THE EARTH TIMES
APRIL 7, 1994
Promoting journalism that covers green connections
By Ashali Varma
Why does The Earth Times cover “population” and “development” extensively? Is it merely because a large conference is taking place at the United Nations? Conferences certainly merit journalistic attention when participants from all over the world are assembled to consider critical issues. But this newspaper does not view “population” as a
subject to be dealt with in isolation. We see it as belonging to the family of critical topics shaping our common future-topics that include environment, economic development, human rights, women’s and children’s rights, and trade.

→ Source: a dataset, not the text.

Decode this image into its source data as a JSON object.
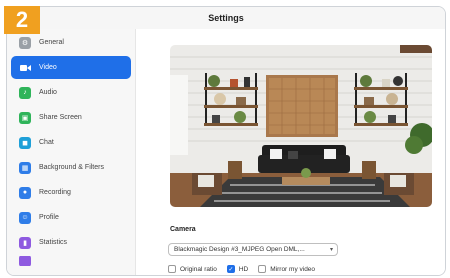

We are dismayed that the general media do not address these topics with the attention and care they warrant. We believe that these topics need to gain currency not only among those with a professional stake in their discussion–diplomats, for example-but the public at large as well. When 127 world leaders spoke in a single room in Rio de Janeiro back in 1992 on environment and development issues, many journalists dismissed the event as yet another UN gabfest. Our reporters and editors studied the Summitmore carefully-although no less critically-in the belief that Rio was merely an embarkation point on the road toward sustainable development. In the event, the follow-up by world leaders-who committed themselves to implementing Agenda 21-the centerpiece of the Earth Summit proved disappointing. But that only meant that the monitoring role of The Earth Times was enhanced.
The Earth Times is not a “green” newspaper; we do not shout, “Green is good!” We are a conventional newspaper, produced by men and women of lengthy journalistic experience whose hearts happen to be green but whose passions have no color other than that of printer’s ink. There is no ideology dominating our pages; our opinion columns offer views from the right to the left. But news is news, and our news columns always run right
down the middle.
We are, finally, a newspaper that covers connections the connections between environment and population, environment and economic development. These connections govern our daily lives, and how we collectively handle them will finally decide the fate of the fragile planet that we call home.